Son tablo, hem PKK’nin hem IŞİD’in Türkiye’ye karşı savaş açtıklarını gösteriyordu.
180 derece değişen politika
Dikkat edin: ABD ile görüşmelerin sonuçlanması, İncirlik’i açma ve IŞİD’e karşı koalisyona katılma kararı ile operasyonlar eşzamanlı başladı.
Görüşmeler uzun süre devam ediyordu. AKP hükümeti, Cumhurbaşkanı “saf değiştirdi” ve görüşmeleri hemen uzlaşma ile sonuçlandırdı.
Çünkü iktidar, Batı ve ABD’yi IŞİD’e karşı mücadelede “PKK/ YPG’ye muhtaç bırakma”nın ve onları yükseltmenin önlerine koyduğu faturayı karşılayamaz hale geldi. Şimdi o kozu eline geçiriyor. Üstelik, PKK’nin silahlı mücadeleyi başlatması, eşzamanlı olarak PKK hedeflerini de vurma meşruluğunu gündeme getirdi.

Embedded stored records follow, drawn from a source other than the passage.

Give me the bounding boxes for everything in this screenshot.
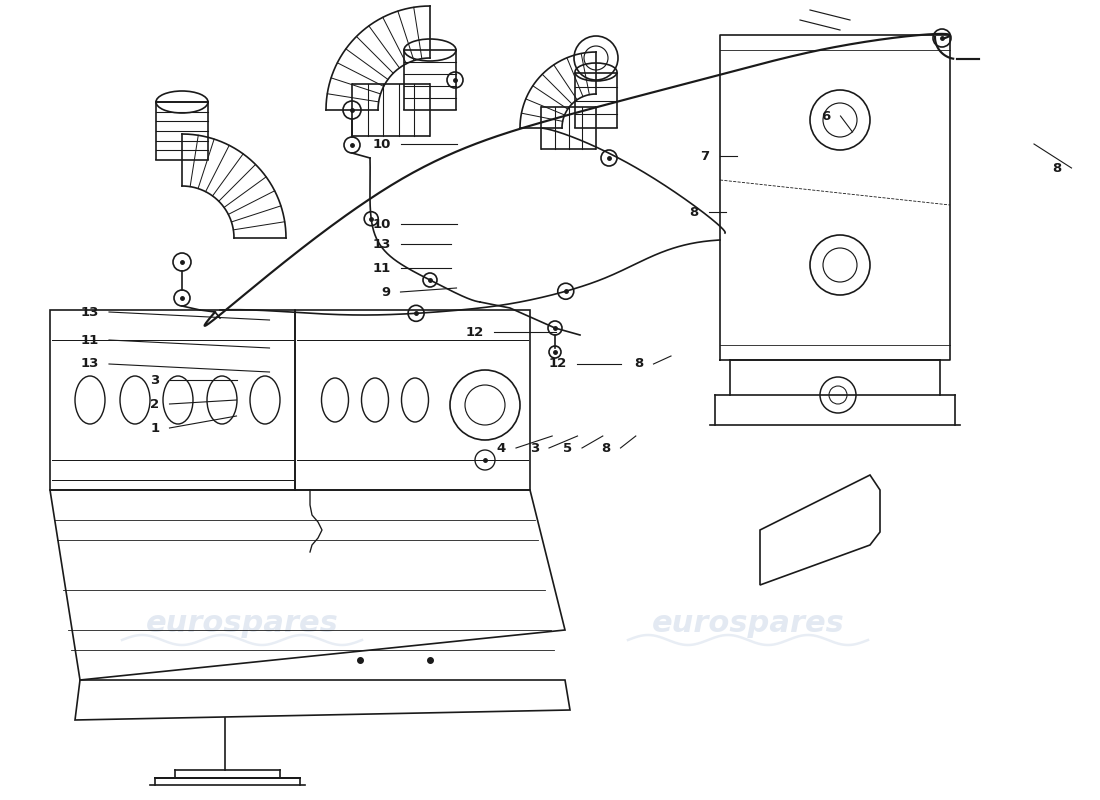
Text: 8: 8 [1053,162,1062,174]
Text: 9: 9 [382,286,390,298]
Text: 3: 3 [530,442,539,454]
Text: 8: 8 [602,442,610,454]
Text: 8: 8 [690,206,698,218]
Text: 4: 4 [497,442,506,454]
Text: eurospares: eurospares [145,610,339,638]
Text: 13: 13 [80,358,99,370]
Text: 10: 10 [372,138,390,150]
Text: 5: 5 [563,442,572,454]
Text: 7: 7 [701,150,710,162]
Text: 11: 11 [80,334,99,346]
Text: 12: 12 [548,358,566,370]
Text: 10: 10 [372,218,390,230]
Text: 3: 3 [151,374,160,386]
Text: 1: 1 [151,422,160,434]
Text: 6: 6 [822,110,830,122]
Text: 13: 13 [372,238,390,250]
Text: 13: 13 [80,306,99,318]
Text: eurospares: eurospares [651,610,845,638]
Text: 8: 8 [635,358,643,370]
Text: 2: 2 [151,398,160,410]
Text: 11: 11 [372,262,390,274]
Text: 12: 12 [465,326,484,338]
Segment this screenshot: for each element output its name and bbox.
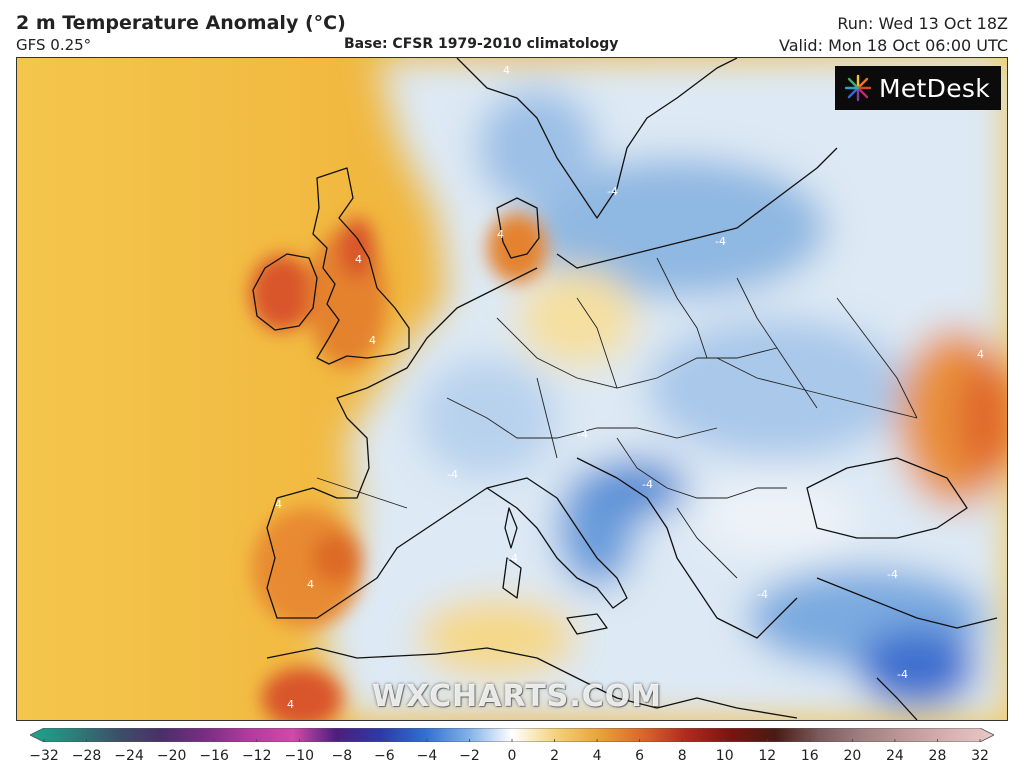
colorbar	[30, 728, 994, 742]
colorbar-tick-label: 32	[971, 748, 989, 764]
contour-label: -4	[897, 668, 908, 681]
contour-label: 4	[275, 498, 282, 511]
colorbar-tick-label: 2	[550, 748, 559, 764]
colorbar-tick-label: 28	[928, 748, 947, 764]
country-borders	[316, 257, 918, 579]
temperature-anomaly-map: 4 4 4 -4 -4 -4 -4 -4 4 4 4 4 4 -4 -4 -4 …	[16, 57, 1008, 721]
colorbar-tick-label: −24	[114, 748, 144, 764]
contour-label: 4	[497, 228, 504, 241]
colorbar-tick-label: −12	[241, 748, 272, 764]
contour-label: 4	[307, 578, 314, 591]
contour-label: 4	[503, 64, 510, 77]
sunburst-logo-icon	[844, 74, 872, 102]
colorbar-tick-label: 4	[592, 748, 602, 764]
valid-time-label: Valid: Mon 18 Oct 06:00 UTC	[779, 36, 1008, 55]
contour-label: 4	[355, 253, 362, 266]
logo-text: MetDesk	[879, 73, 990, 103]
colorbar-tick-label: 24	[885, 748, 904, 764]
colorbar-tick-label: 16	[800, 748, 819, 764]
colorbar-gradient	[30, 728, 994, 742]
colorbar-tick-label: 20	[843, 748, 862, 764]
chart-title: 2 m Temperature Anomaly (°C)	[16, 12, 346, 34]
colorbar-ticks: −32 −28 −24 −20 −16 −12 −10 −8 −6 −4 −2 0 2 4 6 8 10 12 16…	[29, 748, 994, 768]
contour-label: -4	[887, 568, 898, 581]
contour-label: -4	[757, 588, 768, 601]
contour-label: -4	[507, 552, 518, 565]
colorbar-tick-label: 8	[677, 748, 687, 764]
contour-label: -4	[447, 468, 458, 481]
colorbar-tick-label: −28	[71, 748, 102, 764]
colorbar-tick-label: 0	[507, 748, 517, 764]
contour-label: -4	[715, 235, 726, 248]
colorbar-tick-label: −8	[331, 748, 353, 764]
colorbar-tick-label: −10	[284, 748, 315, 764]
metdesk-logo: MetDesk	[835, 66, 1001, 110]
colorbar-tick-label: −4	[416, 748, 438, 764]
contour-label: -4	[577, 428, 588, 441]
watermark: WXCHARTS.COM	[372, 679, 663, 714]
contour-label: -4	[607, 185, 618, 198]
model-label: GFS 0.25°	[16, 36, 92, 54]
run-time-label: Run: Wed 13 Oct 18Z	[837, 14, 1008, 33]
anomaly-field	[317, 58, 1007, 720]
map-canvas: 4 4 4 -4 -4 -4 -4 -4 4 4 4 4 4 -4 -4 -4 …	[17, 58, 1007, 720]
contour-label: 4	[287, 698, 294, 711]
colorbar-tick-label: −20	[156, 748, 187, 764]
coastlines	[252, 58, 998, 720]
colorbar-tick-label: −2	[459, 748, 480, 764]
colorbar-tick-label: 6	[635, 748, 645, 764]
colorbar-tick-label: 10	[715, 748, 734, 764]
contour-label: 4	[369, 334, 376, 347]
colorbar-tick-label: −6	[374, 748, 395, 764]
contour-label: 4	[977, 348, 984, 361]
climatology-base-label: Base: CFSR 1979-2010 climatology	[344, 36, 619, 52]
colorbar-tick-label: −32	[29, 748, 59, 764]
colorbar-tick-label: 12	[758, 748, 777, 764]
colorbar-tick-label: −16	[199, 748, 229, 764]
contour-label: -4	[642, 478, 653, 491]
warm-anomaly-patches	[250, 213, 547, 720]
contour-labels: 4 4 4 -4 -4 -4 -4 -4 4 4 4 4 4 -4 -4 -4 …	[275, 64, 984, 711]
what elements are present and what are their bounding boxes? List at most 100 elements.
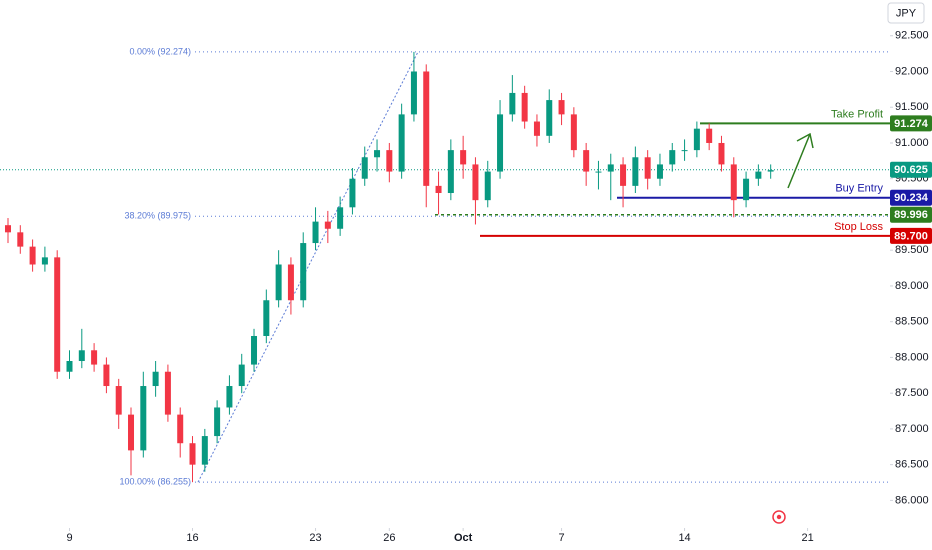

ABD ile uzlaşma, arkasından güvenlik zirvesi, tutuklamalar ve operasyonlar…
ABD, PKK hedeflerinin de vurulmasına hık mık edebilir, ama IŞİD’e karşı TSK uçaklarından daha etkili bir yolu bulamayacaklarını bilirler. Üstelik İncirlik ve diğer havaalanlarının Amerikan operasyonlarına açılmasının, IŞİD’e karşı daha hızlı sonuç alınmasına büyük katkı sağlayacağını da…
Ankara ABD ile anlaşma ile Batı’nın PKK konusunda elini kolunu da epey bağlamış gözüküyor.
Koalisyon ‘out’, erken seçim ‘in’
Yeni durumun içeride iki etkisi olabilir:
a) RTE, Davutoğlu’nu da teslim alır, koalisyona değil, erken seçime odaklanmasını ana politika yapar. Önceki günkü konuşmasında zaten yine erken seçimi gösterdi. Hiçbir zaman “koalisyon kurulmalıdır” asla demedi. Şimdi son gelişmeler karşısında, koalisyon görüşmeleri tam yere serilebilir.
b) Bu durumu etkileyecek olan, hedef alınan her iki örgütün, içerideki tehditlerini ne derece gerçekleştirebilecekleridir… AKP, MHP’nin oylarını alabilecek mi, vb… Zor bir sürece girdi ülke! İktidar siyasetinin doğurduğu kaos içinde ilerliyoruz.